The Dog Show: Time Traveler Umeyama’s Drawings from the 21st Century
I have been creating a fictional museum, The Umeyama Time Teleportation Museum (UTTM), that explores our everyday contemporary world from the perspective of a time traveler from the Japan of 170 years ago. Umeyama, a Japanese scholar from the Edo era, time travels back and forth between his time and various locations in the 21st century, including Berlin, Germany; Saugatuck, MI; Johnson, VT; Skowhegan, ME; and South Texas. While staying in the 21st-century world, he conducts fieldwork and creates pictorial diagrams and drawings. Using these Umeyama’s artifacts, I construct traveling exhibitions from UTTM Within actual gallery spaces.

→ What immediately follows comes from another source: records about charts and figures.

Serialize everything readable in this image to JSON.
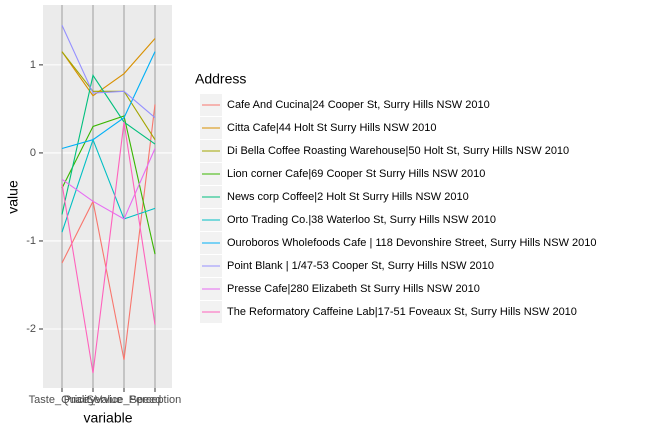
{
  "chart_data": {
    "type": "line",
    "x_label": "variable",
    "y_label": "value",
    "legend_title": "Address",
    "categories": [
      "Taste_Quality",
      "Price_Value",
      "Service_Speed",
      "Perception"
    ],
    "ylim": [
      -2.67,
      1.68
    ],
    "yticks": [
      1,
      0,
      -1,
      -2
    ],
    "grid": true,
    "series": [
      {
        "name": "Cafe And Cucina|24 Cooper St, Surry Hills NSW 2010",
        "color": "#F8766D",
        "values": [
          -1.25,
          -0.55,
          -2.35,
          0.55
        ]
      },
      {
        "name": "Citta Cafe|44 Holt St Surry Hills NSW 2010",
        "color": "#D89000",
        "values": [
          1.15,
          0.65,
          0.9,
          1.3
        ]
      },
      {
        "name": "Di Bella Coffee Roasting Warehouse|50 Holt St, Surry Hills NSW 2010",
        "color": "#A3A500",
        "values": [
          1.15,
          0.7,
          0.7,
          0.15
        ]
      },
      {
        "name": "Lion corner Cafe|69 Cooper St Surry Hills NSW 2010",
        "color": "#39B600",
        "values": [
          -0.4,
          0.3,
          0.42,
          -1.15
        ]
      },
      {
        "name": "News corp Coffee|2 Holt St Surry Hills NSW 2010",
        "color": "#00BF7D",
        "values": [
          -0.7,
          0.88,
          0.35,
          0.1
        ]
      },
      {
        "name": "Orto Trading Co.|38 Waterloo St, Surry Hills NSW 2010",
        "color": "#00BFC4",
        "values": [
          -0.9,
          0.15,
          -0.75,
          -0.63
        ]
      },
      {
        "name": "Ouroboros Wholefoods Cafe | 118 Devonshire Street, Surry Hills NSW 2010",
        "color": "#00B0F6",
        "values": [
          0.05,
          0.15,
          0.4,
          1.15
        ]
      },
      {
        "name": "Point Blank | 1/47-53 Cooper St, Surry Hills NSW 2010",
        "color": "#9590FF",
        "values": [
          1.45,
          0.68,
          0.7,
          0.4
        ]
      },
      {
        "name": "Presse Cafe|280 Elizabeth St Surry Hills NSW 2010",
        "color": "#E76BF3",
        "values": [
          -0.3,
          -0.55,
          -0.75,
          0.05
        ]
      },
      {
        "name": "The Reformatory Caffeine Lab|17-51 Foveaux St, Surry Hills NSW 2010",
        "color": "#FF62BC",
        "values": [
          -0.35,
          -2.5,
          0.35,
          -1.95
        ]
      }
    ]
  }
}
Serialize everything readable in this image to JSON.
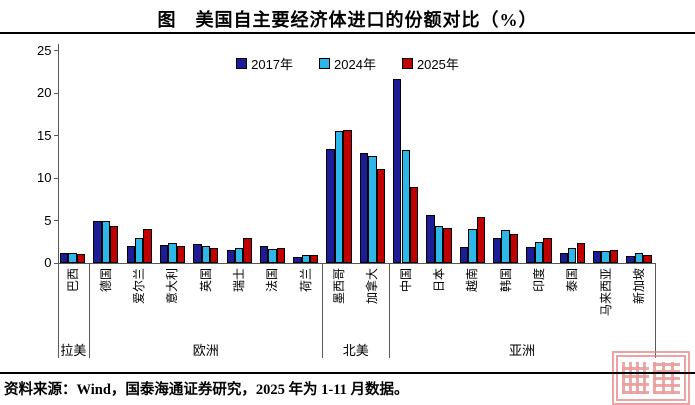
{
  "chart_data": {
    "type": "bar",
    "title": "图　美国自主要经济体进口的份额对比（%）",
    "categories": [
      "巴西",
      "德国",
      "爱尔兰",
      "意大利",
      "英国",
      "瑞士",
      "法国",
      "荷兰",
      "墨西哥",
      "加拿大",
      "中国",
      "日本",
      "越南",
      "韩国",
      "印度",
      "泰国",
      "马来西亚",
      "新加坡"
    ],
    "series": [
      {
        "name": "2017年",
        "color": "#1c1c96",
        "values": [
          1.2,
          5.0,
          2.0,
          2.1,
          2.2,
          1.5,
          2.0,
          0.7,
          13.4,
          12.9,
          21.6,
          5.7,
          1.9,
          2.9,
          1.9,
          1.2,
          1.4,
          0.8
        ]
      },
      {
        "name": "2024年",
        "color": "#2fb6e8",
        "values": [
          1.2,
          4.9,
          3.0,
          2.3,
          2.0,
          1.8,
          1.6,
          0.9,
          15.5,
          12.6,
          13.3,
          4.3,
          4.0,
          3.9,
          2.5,
          1.8,
          1.4,
          1.2
        ]
      },
      {
        "name": "2025年",
        "color": "#c00000",
        "values": [
          1.1,
          4.4,
          4.0,
          2.0,
          1.8,
          3.0,
          1.8,
          0.9,
          15.7,
          11.1,
          9.0,
          4.1,
          5.4,
          3.4,
          2.9,
          2.4,
          1.5,
          1.0
        ]
      }
    ],
    "region_groups": [
      {
        "label": "拉美",
        "span": [
          0,
          0
        ]
      },
      {
        "label": "欧洲",
        "span": [
          1,
          7
        ]
      },
      {
        "label": "北美",
        "span": [
          8,
          9
        ]
      },
      {
        "label": "亚洲",
        "span": [
          10,
          17
        ]
      }
    ],
    "ylabel": "",
    "xlabel": "",
    "ylim": [
      0,
      25
    ],
    "yticks": [
      0,
      5,
      10,
      15,
      20,
      25
    ],
    "grid": false,
    "legend_position": "top-center"
  },
  "footer": {
    "source_text": "资料来源：Wind，国泰海通证券研究，2025 年为 1-11 月数据。"
  },
  "watermark": {
    "kind": "red-seal-stamp",
    "color": "#e78c8c"
  }
}
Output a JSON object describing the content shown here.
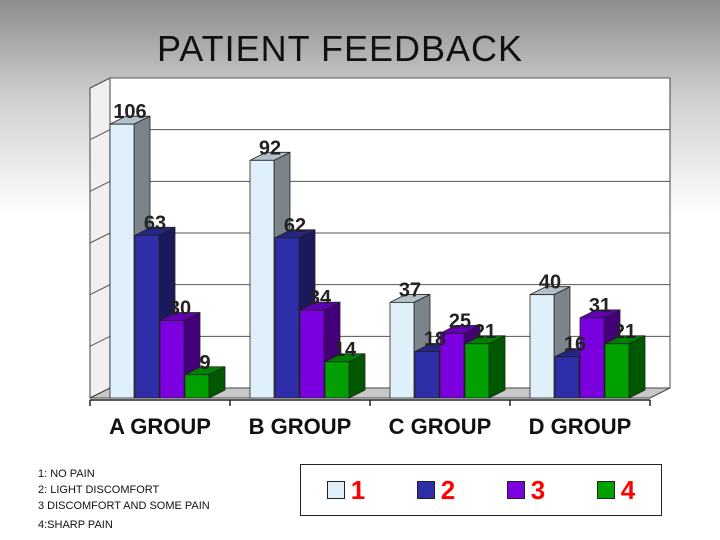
{
  "title": "PATIENT FEEDBACK",
  "notes": [
    "1: NO PAIN",
    "2:  LIGHT DISCOMFORT",
    "3 DISCOMFORT AND  SOME PAIN",
    "4:SHARP PAIN"
  ],
  "colors": {
    "s1": "#dff0fb",
    "s2": "#2e2ea8",
    "s3": "#7b00e0",
    "s4": "#00a000"
  },
  "chart_data": {
    "type": "bar",
    "categories": [
      "A GROUP",
      "B GROUP",
      "C GROUP",
      "D GROUP"
    ],
    "series": [
      {
        "name": "1",
        "values": [
          106,
          92,
          37,
          40
        ]
      },
      {
        "name": "2",
        "values": [
          63,
          62,
          18,
          16
        ]
      },
      {
        "name": "3",
        "values": [
          30,
          34,
          25,
          31
        ]
      },
      {
        "name": "4",
        "values": [
          9,
          14,
          21,
          21
        ]
      }
    ],
    "title": "PATIENT FEEDBACK",
    "ylim": [
      0,
      120
    ],
    "grid": true,
    "legend": "bottom-right"
  }
}
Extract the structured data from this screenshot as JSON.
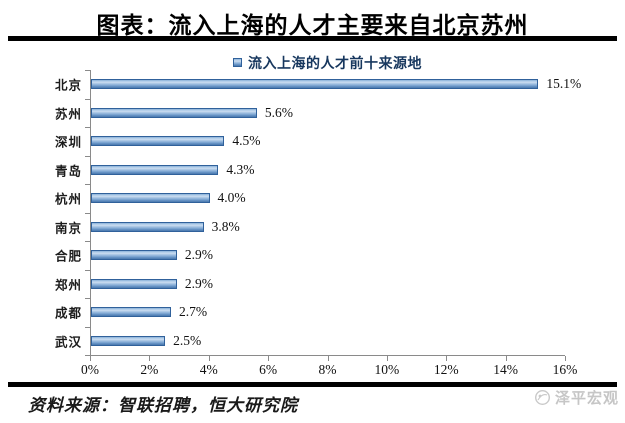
{
  "header": {
    "title": "图表：流入上海的人才主要来自北京苏州"
  },
  "chart_data": {
    "type": "bar",
    "orientation": "horizontal",
    "legend": "流入上海的人才前十来源地",
    "categories": [
      "北京",
      "苏州",
      "深圳",
      "青岛",
      "杭州",
      "南京",
      "合肥",
      "郑州",
      "成都",
      "武汉"
    ],
    "values": [
      15.1,
      5.6,
      4.5,
      4.3,
      4.0,
      3.8,
      2.9,
      2.9,
      2.7,
      2.5
    ],
    "value_labels": [
      "15.1%",
      "5.6%",
      "4.5%",
      "4.3%",
      "4.0%",
      "3.8%",
      "2.9%",
      "2.9%",
      "2.7%",
      "2.5%"
    ],
    "x_ticks": [
      "0%",
      "2%",
      "4%",
      "6%",
      "8%",
      "10%",
      "12%",
      "14%",
      "16%"
    ],
    "xlim": [
      0,
      16
    ],
    "grid": false,
    "legend_position": "top-center",
    "bar_color": "#4f81bd",
    "bar_border_color": "#30619b",
    "legend_text_color": "#17375e",
    "axis_color": "#8a8a8a"
  },
  "footer": {
    "source": "资料来源：智联招聘，恒大研究院",
    "watermark": "泽平宏观"
  }
}
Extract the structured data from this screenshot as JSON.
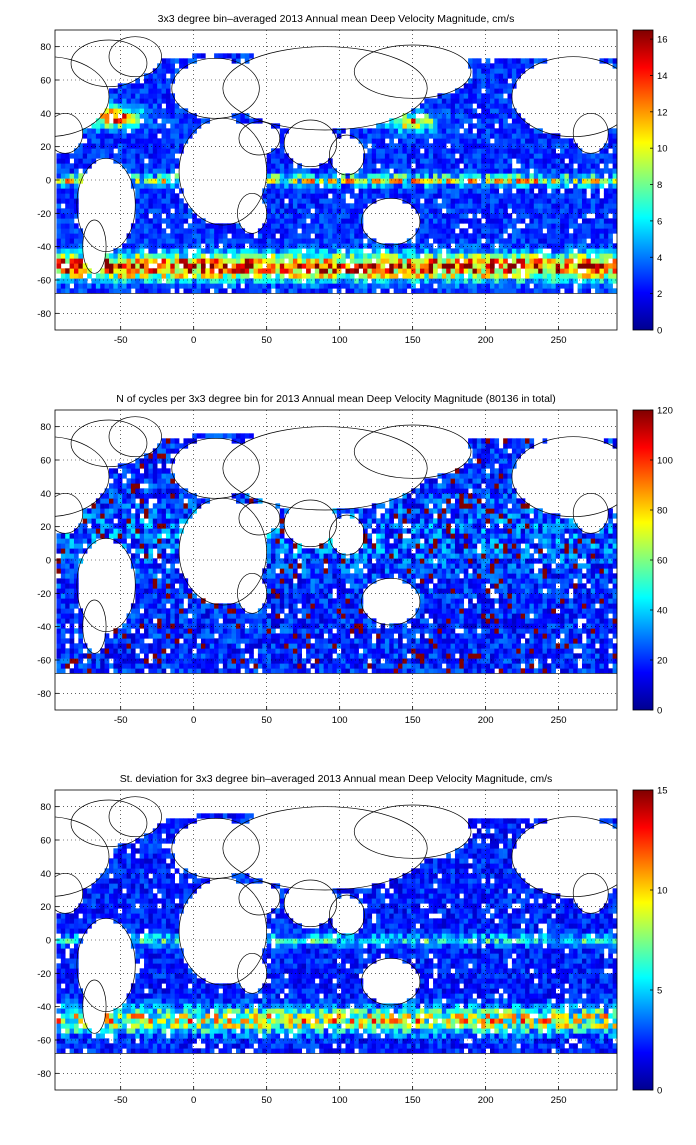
{
  "chart_data": [
    {
      "type": "heatmap",
      "title": "3x3 degree bin–averaged 2013 Annual mean Deep Velocity Magnitude, cm/s",
      "xlabel": "",
      "ylabel": "",
      "xlim": [
        -95,
        290
      ],
      "ylim": [
        -90,
        90
      ],
      "xticks": [
        -50,
        0,
        50,
        100,
        150,
        200,
        250
      ],
      "yticks": [
        -80,
        -60,
        -40,
        -20,
        0,
        20,
        40,
        60,
        80
      ],
      "grid": "dotted",
      "colorbar": {
        "min": 0,
        "max": 16.5,
        "ticks": [
          0,
          2,
          4,
          6,
          8,
          10,
          12,
          14,
          16
        ],
        "colormap": "jet"
      },
      "pattern": "velocity"
    },
    {
      "type": "heatmap",
      "title": "N of cycles per 3x3 degree bin for 2013 Annual mean Deep Velocity Magnitude (80136 in total)",
      "xlabel": "",
      "ylabel": "",
      "xlim": [
        -95,
        290
      ],
      "ylim": [
        -90,
        90
      ],
      "xticks": [
        -50,
        0,
        50,
        100,
        150,
        200,
        250
      ],
      "yticks": [
        -80,
        -60,
        -40,
        -20,
        0,
        20,
        40,
        60,
        80
      ],
      "grid": "dotted",
      "colorbar": {
        "min": 0,
        "max": 120,
        "ticks": [
          0,
          20,
          40,
          60,
          80,
          100,
          120
        ],
        "colormap": "jet"
      },
      "pattern": "cycles"
    },
    {
      "type": "heatmap",
      "title": "St. deviation for 3x3 degree bin–averaged 2013 Annual mean Deep Velocity Magnitude, cm/s",
      "xlabel": "",
      "ylabel": "",
      "xlim": [
        -95,
        290
      ],
      "ylim": [
        -90,
        90
      ],
      "xticks": [
        -50,
        0,
        50,
        100,
        150,
        200,
        250
      ],
      "yticks": [
        -80,
        -60,
        -40,
        -20,
        0,
        20,
        40,
        60,
        80
      ],
      "grid": "dotted",
      "colorbar": {
        "min": 0,
        "max": 15,
        "ticks": [
          0,
          5,
          10,
          15
        ],
        "colormap": "jet"
      },
      "pattern": "stdev"
    }
  ]
}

Just like writers tell stories using the 3rd person narrative, I chose to borrow Umeyama’s point of view to describe and question the contemporary world through artwork,. This is my challenge towards commonly agreed upon configuration of artworks that utilize the first-person point of view as voice for their artworks. I switch perspective from the personal to the objective voice of Umeyama. However, I am aware that it is impossible to completely remove Umeyama from myself. I feel that his personality originated by magnifying one aspect of my personality excessively. Umeyama chose dogs of the 21st century as his focus because of their rarity and high price back in his native time of the Edo era, in Japan, as a possible funding source for his government. I chose dogs as the 21st Western world zeitgeist to reflect human desire and sentiment.
I believe in the power of fiction, using Umeyama as my storyteller to capture the essence of the modern-day world we live in. The presentation style of using the museum format is to challenge the balance between artworks and preliminary knowledge that is usually required to gain access beyond the surface level.






























It was almost 30 years ago, one steamy, hot summer day, when I saw someone walking Siberian Husky dog on a busy street in Bangkok, Thailand. It was when the word globalization started to appear here and there. Why a Siberian anything in Thailand?
I want to know about the world I live. I came to this foreign country, the US, when I was in my 30s. A personal paradigm shift including cultural and language differences strengthened my curiosity of wanting to make sense of this place. Mundane quotidian objects of our times surely inform us about our current existence. Both events and “stuff” in our lives have root causes or reasons. My approach is using the mundane as an extension of the broader world.
In this body of work, I chose to use a micro perspective to see my world by borrowing Umeyama’s view. Umeyama is not a hero, rather, he is a mediocre scholar who time-travels to various times and places. His base point is the Japan of 170 years ago. His time was when the country was under governmental enforced national isolation. I see some similarities between one’s process of knowing and living with very limited information about other countries. There are many parallels between him and myself, but he is not my alter ego. I use him to see the world more objectively through his subjective view, yet some traces of my subjectivity are not denied in my works.